Under control: Syracuse brings possessive style to Atlantic Coast Conference
From 1992-95, Ian McIntyre was a rugged defender for the Hartwick College Hawks. His game centered on physicality and brute toughness.
McIntyre was talented, but his skill set didn’t lend itself to a possession-based style. He used his size to his advantage, rather than finesse.
His coaching style, though, is the 180-degree difference. His teams aren’t overly physical, but rather they focus on precise passing and ball control.
“I think you enjoy watching attacking, attractive soccer,” McIntyre said. “But you enjoy watching winning soccer. We’re trying to impose ourselves on the opponent rather than the opponent impose on us.”
In the late 1970s and into the ’80s and ’90s, Big East soccer was known for its tough, physical play and taller, thicker players like McIntyre. But Syracuse was always an outlier. The Orange focused on possessing the ball and controlling tempo. SU rosters featured shorter players — skilled passers with quick playmaking ability.
It’s a style Syracuse played under coaches Alden Shattuck, Tim Hankinson and Dean Foti, and currently plays under McIntyre. The continued use of the possession game will dictate whether or not Syracuse finds success in the tougher Atlantic Coast Conference, and determine if last year’s Sweet 16 run wasn’t a fluke.
“I like technical players. I like players who can deal with the soccer ball and like to get the ball down and play,” McIntyre said. “It’s players that keep the tempo high, move the ball quickly, and aren’t just on the ball to be on the ball.”
It’s a simple concept: controlling the ball for as long as possible prevents opponents from having possession, and in turn limits their goal-scoring chances. Keep the ball and move the ball, but move the ball with a purpose.
At times, change the tempo with counterattacks and pass directly into goal-scoring areas.
“ACC teams, they like to possess,” SU midfielder Nick Perea said. “The Big East conference was known for being a strong, physical conference, and the ACC is more of a soccer-playing (conference). It’ll be interesting to see other teams play the same way we play and see how we react to it, and how they react to us doing the same thing.”
There’s no need to change the system now. After all, it’s what Syracuse soccer has done for decades.
Patrice Bernier, the first-ever Syracuse alumnus to be named a Major League Soccer All-Star, played for Foti in 1998 and 1999.
“I think (Foti) was really set on having a team that played out of the back, played through the middle, and he was starting to recruit guys who were more comfortable on the ball,” Bernier said. “He tried to bring suitable soccer and at the same time efficient soccer.”
Pete Rowley played five seasons for the Orange from 2004-2008 and described his teams as playing “very tactic, very methodical, very deliberate” soccer.
“Coach Foti wanted the percentage of possession to be 70 or 80 percent … even against teams that were better than us,” Rowley said.
Foti passed some of his tactics to Jeff Knittel, a forward for the Orangemen from 1995-1998. Knittel now coaches in the Syracuse Empire United organization, and coached current SU players Ben Ramin, Andrew Coughlin, Alex Bono and Stefanos Stamoulacatos on youth teams.
“We were more of a skilled team, liked to build up from the back.
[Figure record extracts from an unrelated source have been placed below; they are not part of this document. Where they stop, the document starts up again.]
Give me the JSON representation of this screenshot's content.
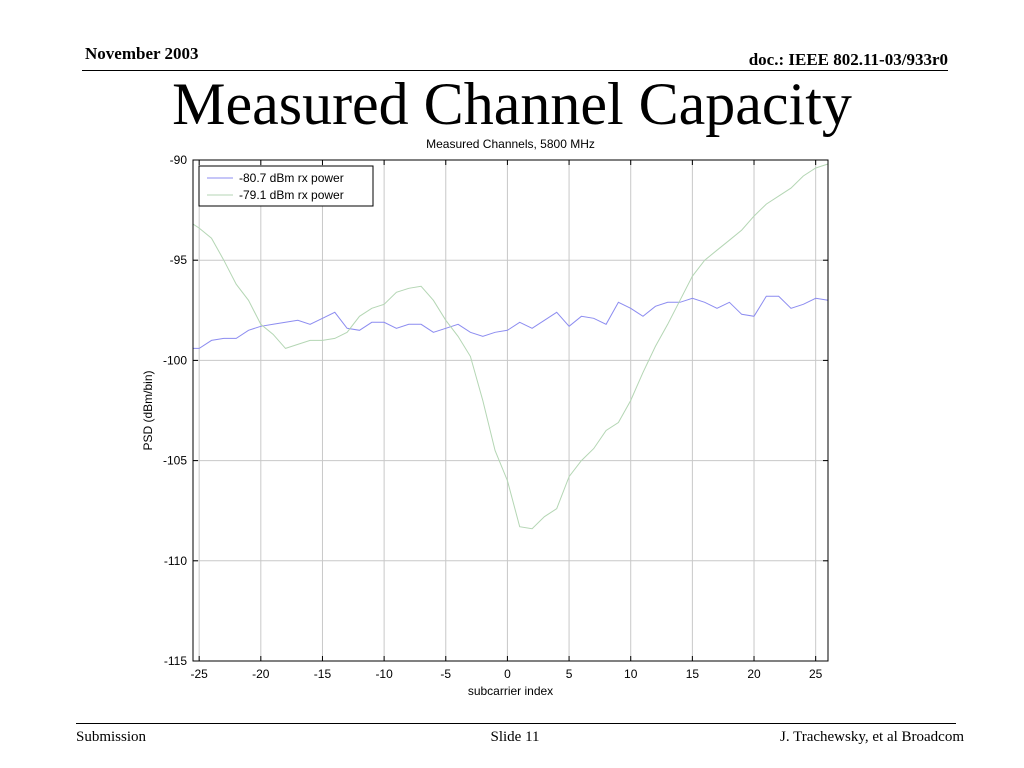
{
  "header": {
    "date": "November 2003",
    "doc": "doc.: IEEE 802.11-03/933r0"
  },
  "slide_title": "Measured Channel Capacity",
  "footer": {
    "left": "Submission",
    "center": "Slide 11",
    "right": "J. Trachewsky, et al Broadcom"
  },
  "chart_data": {
    "type": "line",
    "title": "Measured Channels, 5800 MHz",
    "xlabel": "subcarrier index",
    "ylabel": "PSD (dBm/bin)",
    "xlim": [
      -25.5,
      26
    ],
    "ylim": [
      -115,
      -90
    ],
    "xticks": [
      -25,
      -20,
      -15,
      -10,
      -5,
      0,
      5,
      10,
      15,
      20,
      25
    ],
    "yticks": [
      -90,
      -95,
      -100,
      -105,
      -110,
      -115
    ],
    "grid": true,
    "legend": "top-left",
    "x": [
      -26,
      -25,
      -24,
      -23,
      -22,
      -21,
      -20,
      -19,
      -18,
      -17,
      -16,
      -15,
      -14,
      -13,
      -12,
      -11,
      -10,
      -9,
      -8,
      -7,
      -6,
      -5,
      -4,
      -3,
      -2,
      -1,
      0,
      1,
      2,
      3,
      4,
      5,
      6,
      7,
      8,
      9,
      10,
      11,
      12,
      13,
      14,
      15,
      16,
      17,
      18,
      19,
      20,
      21,
      22,
      23,
      24,
      25,
      26
    ],
    "series": [
      {
        "name": "-80.7 dBm rx power",
        "color": "#8c8cf0",
        "values": [
          -99.4,
          -99.4,
          -99.0,
          -98.9,
          -98.9,
          -98.5,
          -98.3,
          -98.2,
          -98.1,
          -98.0,
          -98.2,
          -97.9,
          -97.6,
          -98.4,
          -98.5,
          -98.1,
          -98.1,
          -98.4,
          -98.2,
          -98.2,
          -98.6,
          -98.4,
          -98.2,
          -98.6,
          -98.8,
          -98.6,
          -98.5,
          -98.1,
          -98.4,
          -98.0,
          -97.6,
          -98.3,
          -97.8,
          -97.9,
          -98.2,
          -97.1,
          -97.4,
          -97.8,
          -97.3,
          -97.1,
          -97.1,
          -96.9,
          -97.1,
          -97.4,
          -97.1,
          -97.7,
          -97.8,
          -96.8,
          -96.8,
          -97.4,
          -97.2,
          -96.9,
          -97.0
        ]
      },
      {
        "name": "-79.1 dBm rx power",
        "color": "#b4d6b4",
        "values": [
          -93.2,
          -93.4,
          -93.9,
          -95.0,
          -96.2,
          -97.0,
          -98.2,
          -98.7,
          -99.4,
          -99.2,
          -99.0,
          -99.0,
          -98.9,
          -98.6,
          -97.8,
          -97.4,
          -97.2,
          -96.6,
          -96.4,
          -96.3,
          -97.0,
          -98.0,
          -98.8,
          -99.8,
          -102.0,
          -104.5,
          -106.0,
          -108.3,
          -108.4,
          -107.8,
          -107.4,
          -105.8,
          -105.0,
          -104.4,
          -103.5,
          -103.1,
          -102.0,
          -100.6,
          -99.3,
          -98.2,
          -97.0,
          -95.8,
          -95.0,
          -94.5,
          -94.0,
          -93.5,
          -92.8,
          -92.2,
          -91.8,
          -91.4,
          -90.8,
          -90.4,
          -90.2
        ]
      }
    ]
  }
}
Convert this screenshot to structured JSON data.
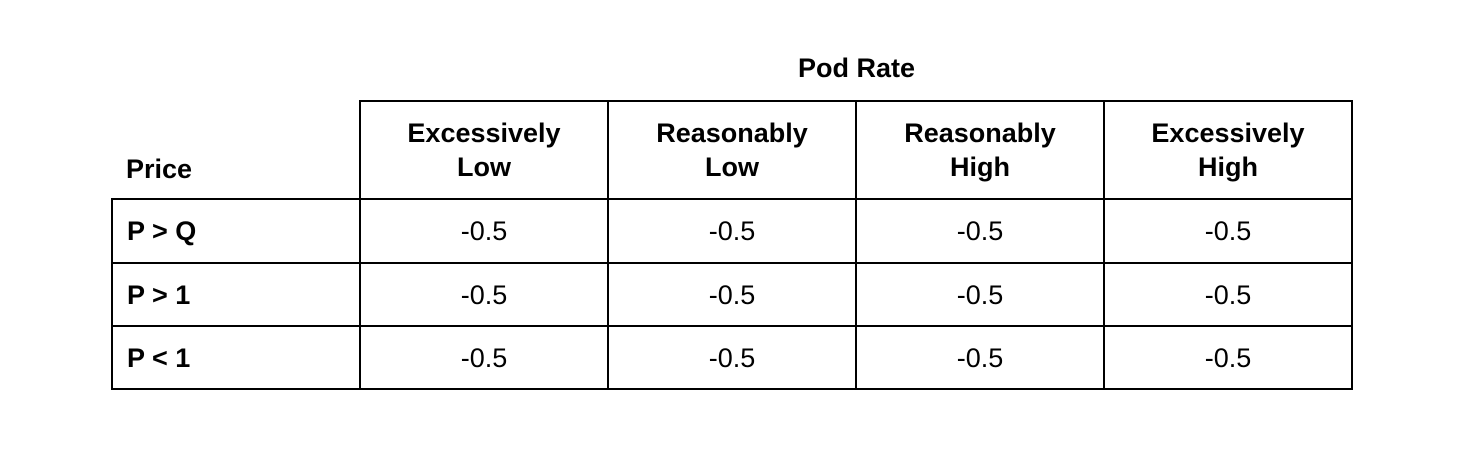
{
  "table": {
    "group_header": "Pod Rate",
    "row_header_label": "Price",
    "columns": [
      "Excessively\nLow",
      "Reasonably\nLow",
      "Reasonably\nHigh",
      "Excessively\nHigh"
    ],
    "rows": [
      {
        "label": "P > Q",
        "values": [
          "-0.5",
          "-0.5",
          "-0.5",
          "-0.5"
        ]
      },
      {
        "label": "P > 1",
        "values": [
          "-0.5",
          "-0.5",
          "-0.5",
          "-0.5"
        ]
      },
      {
        "label": "P < 1",
        "values": [
          "-0.5",
          "-0.5",
          "-0.5",
          "-0.5"
        ]
      }
    ]
  }
}
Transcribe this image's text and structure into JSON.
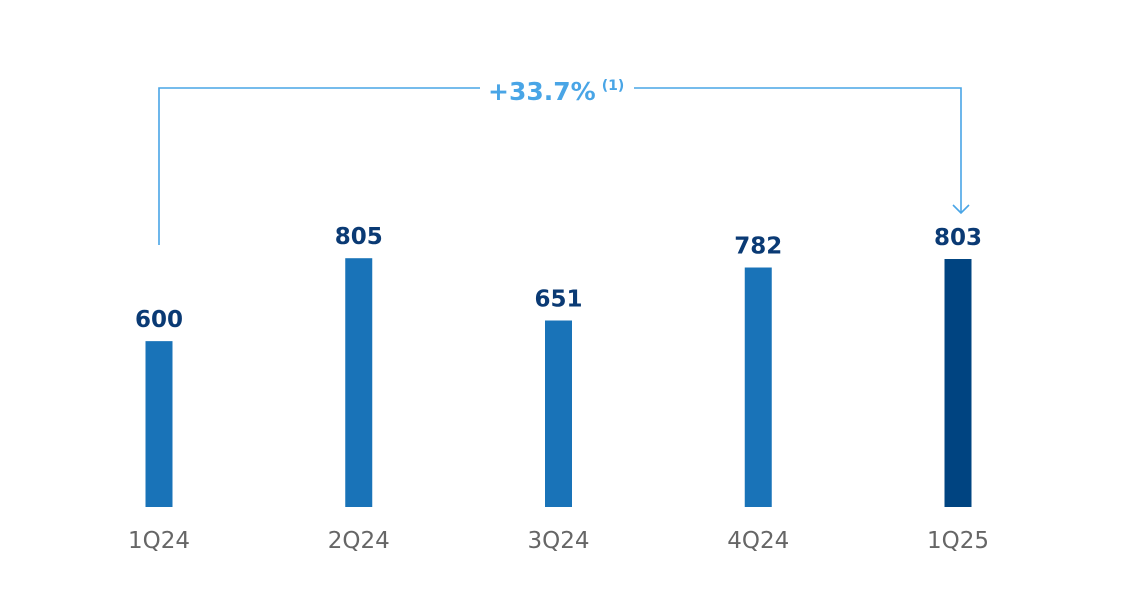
{
  "chart_data": {
    "type": "bar",
    "categories": [
      "1Q24",
      "2Q24",
      "3Q24",
      "4Q24",
      "1Q25"
    ],
    "values": [
      600,
      805,
      651,
      782,
      803
    ],
    "colors": [
      "#1973b8",
      "#1973b8",
      "#1973b8",
      "#1973b8",
      "#004481"
    ],
    "ylim": [
      190,
      850
    ],
    "annotation": {
      "text": "+33.7%",
      "note": "(1)"
    }
  }
}
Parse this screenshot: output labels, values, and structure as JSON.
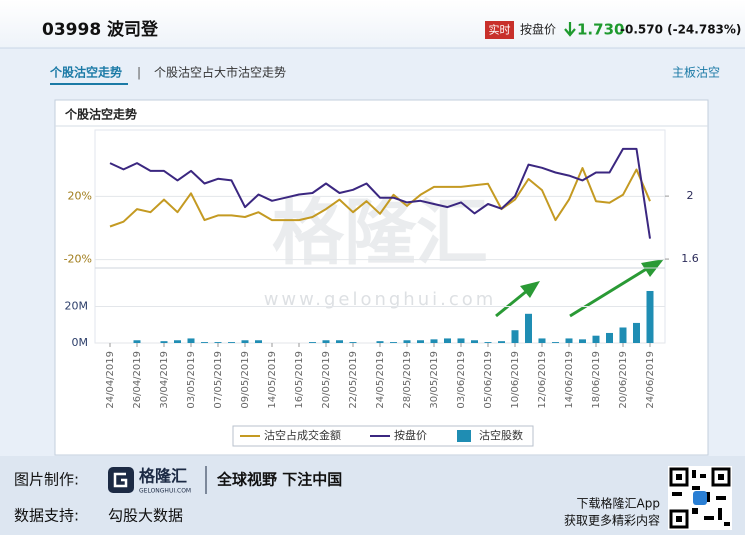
{
  "header": {
    "code_name": "03998 波司登",
    "badge": "实时",
    "price_label": "按盘价",
    "price": "1.730",
    "change": "-0.570 (-24.783%)"
  },
  "tabs": [
    "个股沽空走势",
    "个股沽空占大市沽空走势"
  ],
  "tab_separator": "|",
  "side_link": "主板沽空",
  "watermark": {
    "brand": "格隆汇",
    "url": "www.gelonghui.com"
  },
  "chart_data": [
    {
      "type": "line",
      "title": "个股沽空走势",
      "series": [
        {
          "name": "沽空占成交金额",
          "color": "#c49a22",
          "values": [
            1,
            4,
            12,
            10,
            18,
            10,
            22,
            5,
            8,
            8,
            7,
            10,
            5,
            5,
            5,
            7,
            12,
            18,
            10,
            17,
            9,
            21,
            14,
            21,
            26,
            26,
            26,
            27,
            28,
            12,
            18,
            31,
            24,
            5,
            18,
            38,
            17,
            16,
            21,
            37,
            17
          ]
        },
        {
          "name": "按盘价",
          "color": "#3b2780",
          "axis": "y2",
          "values": [
            2.21,
            2.17,
            2.21,
            2.16,
            2.16,
            2.1,
            2.16,
            2.08,
            2.11,
            2.1,
            1.93,
            2.01,
            1.97,
            1.99,
            2.01,
            2.02,
            2.08,
            2.02,
            2.04,
            2.08,
            1.99,
            1.99,
            1.96,
            1.97,
            1.95,
            1.93,
            1.96,
            1.89,
            1.95,
            1.92,
            2.0,
            2.2,
            2.18,
            2.15,
            2.13,
            2.1,
            2.15,
            2.15,
            2.3,
            2.3,
            1.73
          ]
        }
      ],
      "ylim": [
        -24,
        62
      ],
      "yticks": [
        {
          "value": 20,
          "label": "20%"
        },
        {
          "value": -20,
          "label": "-20%"
        }
      ],
      "y2lim": [
        1.556,
        2.42
      ],
      "y2ticks": [
        2,
        1.6
      ],
      "grid": true
    },
    {
      "type": "bar",
      "categories": [
        "24/04/2019",
        null,
        "26/04/2019",
        null,
        "30/04/2019",
        null,
        "03/05/2019",
        null,
        "07/05/2019",
        null,
        "09/05/2019",
        null,
        "14/05/2019",
        null,
        "16/05/2019",
        null,
        "20/05/2019",
        null,
        "22/05/2019",
        null,
        "24/05/2019",
        null,
        "28/05/2019",
        null,
        "30/05/2019",
        null,
        "03/06/2019",
        null,
        "05/06/2019",
        null,
        "10/06/2019",
        null,
        "12/06/2019",
        null,
        "14/06/2019",
        null,
        "18/06/2019",
        null,
        "20/06/2019",
        null,
        "24/06/2019"
      ],
      "series": [
        {
          "name": "沽空股数",
          "color": "#1f8db3",
          "values": [
            0,
            0,
            1.5,
            0,
            1,
            1.5,
            2.5,
            0.5,
            0.5,
            0.5,
            1.5,
            1.5,
            0,
            0,
            0,
            0.5,
            1.5,
            1.5,
            0.5,
            0,
            1,
            0.5,
            1.5,
            1.5,
            2,
            2.5,
            2.5,
            1.5,
            0.5,
            1,
            7,
            16,
            2.5,
            0.5,
            2.5,
            2,
            4,
            5.5,
            8.5,
            11,
            28.5
          ]
        }
      ],
      "ylim": [
        0,
        40
      ],
      "yticks": [
        {
          "value": 0,
          "label": "0M"
        },
        {
          "value": 20,
          "label": "20M"
        }
      ],
      "grid": true
    }
  ],
  "footer": {
    "made_by_label": "图片制作:",
    "logo_text": "格隆汇",
    "logo_sub": "GELONGHUI.COM",
    "slogan": "全球视野 下注中国",
    "data_label": "数据支持:",
    "data_source": "勾股大数据",
    "app_line1": "下载格隆汇App",
    "app_line2": "获取更多精彩内容"
  }
}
We had a different style than most of the teams,” Knittel said. “We weren’t big, physical-type players. We were more like my size. I was like 5-5 playing guys on Notre Dame who were 6-2, 6-3.”
Perea said he fits in well with the team’s “keep the ball” mantra.
“We’re a possessing team,” Perea said matter-of-factly. “We also like to catch other teams on the counterattack. We can mix it up. We can play all around. We like the style of play. The more you keep the ball, the more chances you have.”
McIntyre always recruits the best players he can, but he also looks for players to fit his style. He wants intelligent players who enjoy having the ball on their feet.
Alex Halis, the skilled freshman forward, fits that model to a tee.
“I feel as if that’s the type of player I am,” Halis said. “That’s what I like. I like quick touches, possession, so I think it fits in very well with what I like to do and I think the whole team, so it works.”
It may sound simple — a style of play based on slowing down opponents and maximizing one’s own scoring chances. Although SU is without its top five scorers from last season, it will again rely on this brand of soccer as it transitions to the ACC, widely regarded as the country’s best soccer conference.
“I’m very interested in seeing how they’re going to do, especially with the soccer conference the ACC has become,” Knittel said. “(My former players) always ask me about my experiences at Syracuse. It’s nice to talk to them about the differences between this era and when I was playing.”
Rowley, whose teams went 33-42-12 in five years with the program, lived in Syracuse for business from November 2011-February 2013. He witnessed the program’s ascent to national prominence first hand.
“It’s exciting, it’s optimistic and it’s opportunistic,” he said. “I think they’re (SU) going to do well, but I think it’s going to be a year or two to get acclimated to the ACC. On the flip side, I think the ACC is going to have to get used to Syracuse.”